Add to this the stress of buying a car or house, which involves dropping a lot of money on something you can’t really exchange and that you have to live with for a long time. Needing a lawyer or a doctor can be stressful, and if you hire the wrong one you could be in serious trouble.
Even less expensive purchases could be made under stressful conditions. Think of a parent at a drug store, choosing the right medicine to take home to their sick kid. Or a solo business owner whose laptop just got a virus, hunting down a replacement while fretting over all the files s/he may have lost. Even grocery shopping is stressful, especially if you shop during peak hours, exhausted from work, when lines are long, people are cramming up the aisles, and the store you’re at doesn’t have the same calming ambiance of that other cool grocery store that’s a bit further away. Just being faced with too many options can elevate your stress levels.
If you’re not paying attention to the stress your consumers are under as they make their purchasing decisions, you’re missing something. If you’re trying to break into a category, are creating a new category, or are trying to steal share from competitors by encouraging consumers to switch brands, you need your consumers to be open to trying something new.
And stress doesn’t make that likely. Under stress, consumers are more likely to act on impulse and make routine or habitual choices. Under stress, self-awareness and self-control may go out the window, leaving people unlikely to thoughtfully contemplate or consider new behaviors, even if those new behaviors could be optimal for them. Which means they may not try a new product, might not entertain a new category (a new way of solving old problems), and may not switch from another brand. They'll be inclined to do the usual, on impulse.
So if you want to win new consumers over to the business, be sure to do the following:
1. Conduct research on how your target consumers experience stress as they engage with your category. It’s not enough to assume that your consumers will make purchasing decisions stressed out. They may not. It depends on your consumers and what they happen to be shopping for. Different people experience stress differently, and for different reasons. Some shopping experiences are calming (think “retail therapy”). Also, stress may differ depending on the time of day, the day of week, or even the month of year.
2. Tailor your marketing efforts to address their stress. Consider reaching out to consumers with a sales call or email marketing campaign when you know their stress is at the lowest. (Is it in the morning? The evening? On a Wednesday or Friday?

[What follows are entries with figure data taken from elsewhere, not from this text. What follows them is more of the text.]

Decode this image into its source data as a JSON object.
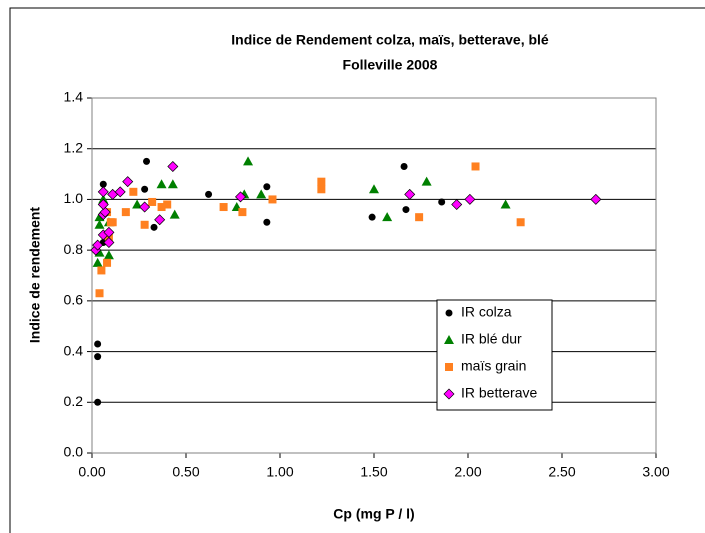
{
  "chart_data": {
    "type": "scatter",
    "title": [
      "Indice de Rendement colza, maïs, betterave, blé",
      "Folleville 2008"
    ],
    "x_label": "Cp (mg P / l)",
    "y_label": "Indice de rendement",
    "xlim": [
      0,
      3
    ],
    "ylim": [
      0,
      1.4
    ],
    "xticks": [
      {
        "value": 0,
        "label": "0.00"
      },
      {
        "value": 0.5,
        "label": "0.50"
      },
      {
        "value": 1,
        "label": "1.00"
      },
      {
        "value": 1.5,
        "label": "1.50"
      },
      {
        "value": 2,
        "label": "2.00"
      },
      {
        "value": 2.5,
        "label": "2.50"
      },
      {
        "value": 3,
        "label": "3.00"
      }
    ],
    "yticks": [
      {
        "value": 0,
        "label": "0.0"
      },
      {
        "value": 0.2,
        "label": "0.2"
      },
      {
        "value": 0.4,
        "label": "0.4"
      },
      {
        "value": 0.6,
        "label": "0.6"
      },
      {
        "value": 0.8,
        "label": "0.8"
      },
      {
        "value": 1,
        "label": "1.0"
      },
      {
        "value": 1.2,
        "label": "1.2"
      },
      {
        "value": 1.4,
        "label": "1.4"
      }
    ],
    "grid": true,
    "legend_position": "right",
    "series": [
      {
        "name": "IR colza",
        "color": "#000000",
        "marker": "circle",
        "x": [
          0.03,
          0.03,
          0.03,
          0.06,
          0.06,
          0.29,
          0.28,
          0.33,
          0.62,
          0.93,
          0.93,
          1.49,
          1.66,
          1.67,
          1.86
        ],
        "values": [
          0.2,
          0.38,
          0.43,
          0.83,
          1.06,
          1.15,
          1.04,
          0.89,
          1.02,
          1.05,
          0.91,
          0.93,
          1.13,
          0.96,
          0.99
        ]
      },
      {
        "name": "IR blé dur",
        "color": "#008000",
        "marker": "triangle",
        "x": [
          0.03,
          0.04,
          0.06,
          0.04,
          0.09,
          0.09,
          0.24,
          0.37,
          0.43,
          0.44,
          0.77,
          0.81,
          0.83,
          0.9,
          1.5,
          1.57,
          1.78,
          2.2,
          0.04
        ],
        "values": [
          0.75,
          0.93,
          1.0,
          0.9,
          0.78,
          0.91,
          0.98,
          1.06,
          1.06,
          0.94,
          0.97,
          1.02,
          1.15,
          1.02,
          1.04,
          0.93,
          1.07,
          0.98,
          0.79
        ]
      },
      {
        "name": "maïs grain",
        "color": "#ff8020",
        "marker": "square",
        "x": [
          0.04,
          0.05,
          0.08,
          0.09,
          0.1,
          0.11,
          0.18,
          0.22,
          0.28,
          0.32,
          0.37,
          0.4,
          0.7,
          0.8,
          0.96,
          1.22,
          1.22,
          1.74,
          2.04,
          2.28,
          0.08
        ],
        "values": [
          0.63,
          0.72,
          0.75,
          0.85,
          0.91,
          0.91,
          0.95,
          1.03,
          0.9,
          0.99,
          0.97,
          0.98,
          0.97,
          0.95,
          1.0,
          1.07,
          1.04,
          0.93,
          1.13,
          0.91,
          0.95
        ]
      },
      {
        "name": "IR betterave",
        "color": "#ff00ff",
        "marker": "diamond",
        "x": [
          0.02,
          0.03,
          0.06,
          0.06,
          0.06,
          0.07,
          0.09,
          0.09,
          0.11,
          0.15,
          0.19,
          0.28,
          0.36,
          0.43,
          0.79,
          1.69,
          1.94,
          2.01,
          2.68,
          0.06
        ],
        "values": [
          0.8,
          0.82,
          1.03,
          0.94,
          0.86,
          0.95,
          0.87,
          0.83,
          1.02,
          1.03,
          1.07,
          0.97,
          0.92,
          1.13,
          1.01,
          1.02,
          0.98,
          1.0,
          1.0,
          0.98
        ]
      }
    ]
  }
}
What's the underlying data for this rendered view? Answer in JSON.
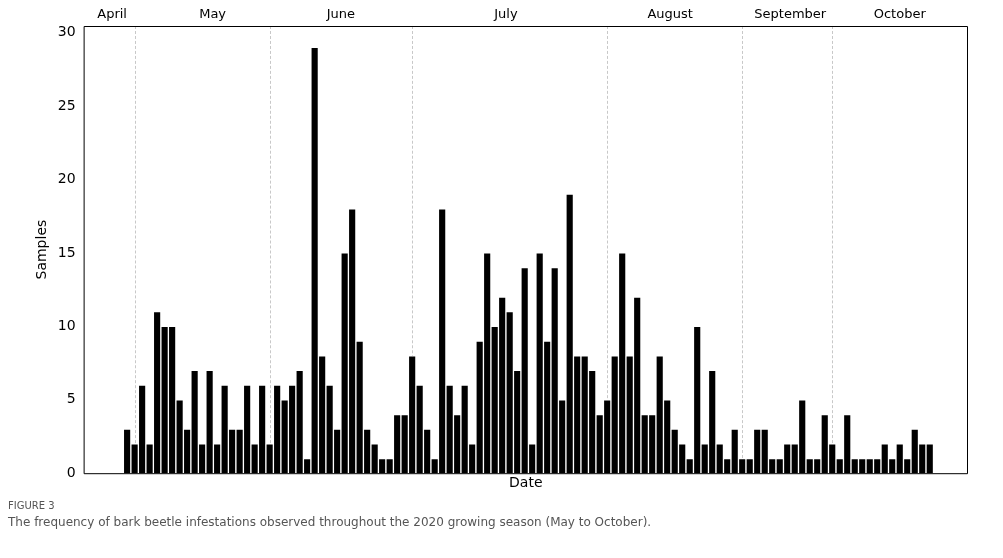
{
  "chart_data": {
    "type": "bar",
    "categories": [
      null,
      null,
      null,
      null,
      null,
      null,
      null,
      null,
      null,
      null,
      null,
      null,
      null,
      null,
      null,
      null,
      null,
      null,
      null,
      null,
      null,
      null,
      null,
      null,
      null,
      null,
      null,
      null,
      null,
      null,
      null,
      null,
      null,
      null,
      null,
      null,
      null,
      null,
      null,
      null,
      null,
      null,
      null,
      null,
      null,
      null,
      null,
      null,
      null,
      null,
      null,
      null,
      null,
      null,
      null,
      null,
      null,
      null,
      null,
      null,
      null,
      null,
      null,
      null,
      null,
      null,
      null,
      null,
      null,
      null,
      null,
      null,
      null,
      null,
      null,
      null,
      null,
      null,
      null,
      null,
      null,
      null,
      null,
      null,
      null,
      null,
      null,
      null,
      null,
      null,
      null,
      null,
      null,
      null,
      null,
      null,
      null,
      null,
      null,
      null,
      null,
      null,
      null,
      null,
      null,
      null,
      null,
      null
    ],
    "values": [
      3,
      2,
      6,
      2,
      11,
      10,
      10,
      5,
      3,
      7,
      2,
      7,
      2,
      6,
      3,
      3,
      6,
      2,
      6,
      2,
      6,
      5,
      6,
      7,
      1,
      29,
      8,
      6,
      3,
      15,
      18,
      9,
      3,
      2,
      1,
      1,
      4,
      4,
      8,
      6,
      3,
      1,
      18,
      6,
      4,
      6,
      2,
      9,
      15,
      10,
      12,
      11,
      7,
      14,
      2,
      15,
      9,
      14,
      5,
      19,
      8,
      8,
      7,
      4,
      5,
      8,
      15,
      8,
      12,
      4,
      4,
      8,
      5,
      3,
      2,
      1,
      10,
      2,
      7,
      2,
      1,
      3,
      1,
      1,
      3,
      3,
      1,
      1,
      2,
      2,
      5,
      1,
      1,
      4,
      2,
      1,
      4,
      1,
      1,
      1,
      1,
      2,
      1,
      2,
      1,
      3,
      2,
      2
    ],
    "color": "#000000",
    "xlabel": "Date",
    "ylabel": "Samples",
    "ylim": [
      0,
      30.45
    ],
    "yticks": [
      0,
      5,
      10,
      15,
      20,
      25,
      30
    ],
    "annotations": [
      "April",
      "May",
      "June",
      "July",
      "August",
      "September",
      "October",
      "FIGURE 3",
      "The frequency of bark beetle infestations observed throughout the 2020 growing season (May to October)."
    ],
    "grid": "x",
    "legend": false
  }
}
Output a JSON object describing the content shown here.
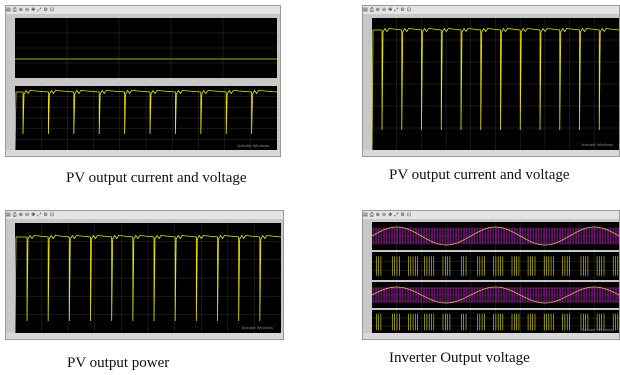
{
  "captions": {
    "top_left": "PV output current and voltage",
    "top_right": "PV output current and voltage",
    "bottom_left": "PV output power",
    "bottom_right": "Inverter Output voltage"
  },
  "toolbar_icons": [
    "open-icon",
    "print-icon",
    "zoom-in-icon",
    "zoom-out-icon",
    "pan-icon",
    "autoscale-icon",
    "params-icon",
    "lock-icon"
  ],
  "watermark": "Activate Windows",
  "colors": {
    "trace_yellow": "#e8e300",
    "trace_magenta": "#d020d0",
    "axes_bg": "#000000",
    "frame": "#c8c8c8"
  }
}
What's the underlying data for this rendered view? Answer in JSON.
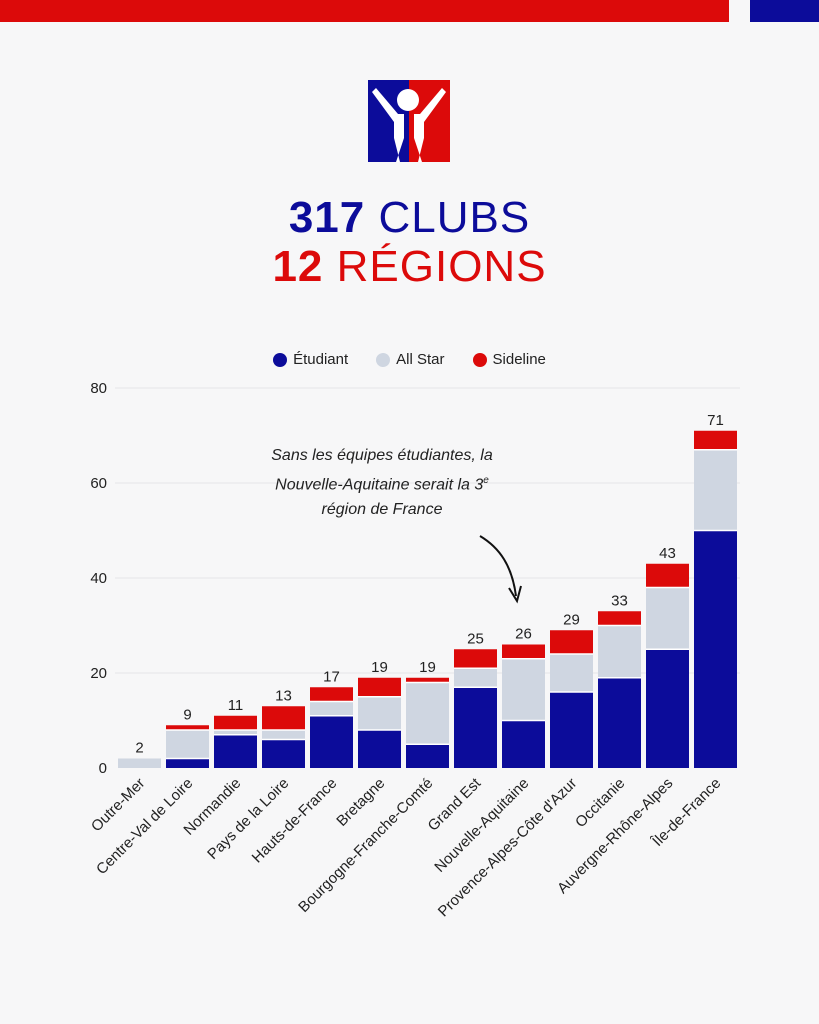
{
  "headline": {
    "line1_number": "317",
    "line1_word": "CLUBS",
    "line2_number": "12",
    "line2_word": "RÉGIONS"
  },
  "colors": {
    "etudiant": "#0c0c9a",
    "all_star": "#cfd6e1",
    "sideline": "#dc0a0a"
  },
  "annotation": {
    "text_before": "Sans les équipes étudiantes,  la Nouvelle-Aquitaine serait la 3",
    "superscript": "e",
    "text_after": " région de France"
  },
  "chart_data": {
    "type": "bar",
    "stacked": true,
    "legend_position": "top",
    "grid": true,
    "ylim": [
      0,
      80
    ],
    "yticks": [
      0,
      20,
      40,
      60,
      80
    ],
    "categories": [
      "Outre-Mer",
      "Centre-Val de Loire",
      "Normandie",
      "Pays de la Loire",
      "Hauts-de-France",
      "Bretagne",
      "Bourgogne-Franche-Comté",
      "Grand Est",
      "Nouvelle-Aquitaine",
      "Provence-Alpes-Côte d'Azur",
      "Occitanie",
      "Auvergne-Rhône-Alpes",
      "Île-de-France"
    ],
    "totals": [
      2,
      9,
      11,
      13,
      17,
      19,
      19,
      25,
      26,
      29,
      33,
      43,
      71
    ],
    "series": [
      {
        "name": "Étudiant",
        "color": "#0c0c9a",
        "values": [
          0,
          2,
          7,
          6,
          11,
          8,
          5,
          17,
          10,
          16,
          19,
          25,
          50
        ]
      },
      {
        "name": "All Star",
        "color": "#cfd6e1",
        "values": [
          2,
          6,
          1,
          2,
          3,
          7,
          13,
          4,
          13,
          8,
          11,
          13,
          17
        ]
      },
      {
        "name": "Sideline",
        "color": "#dc0a0a",
        "values": [
          0,
          1,
          3,
          5,
          3,
          4,
          1,
          4,
          3,
          5,
          3,
          5,
          4
        ]
      }
    ]
  }
}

Research can help with that). Consider testing messaging that may induce calm along with your plea for them try something new.
3. Don’t forget the “packaging.” And by packaging I don’t just mean the bag or box. If you’re a client-based business, try creating a calm setting for your next business meeting. If you’ve a brick-and-mortar operation urging consumers to buy new things, create a calming ambiance (A hair salon with a relaxing ambiance and pleasant staff has a decent chance of selling me a hair product I’ve never tried before.) If you’re a website, consider design elements that produce a calming effect. And yes, if you’re selling a new brand of salty snack, consider grocers that create a low-stress environment for shopping.
Not all consumers experience stress, and not all stress is the same. Sometimes stress is good, and sometimes people have the right mindset for stress. So do your research, and understand exactly how much stress your target consumers are under, and what their mindsets about stress are. If you’re not speaking to their stress, you may not be getting through.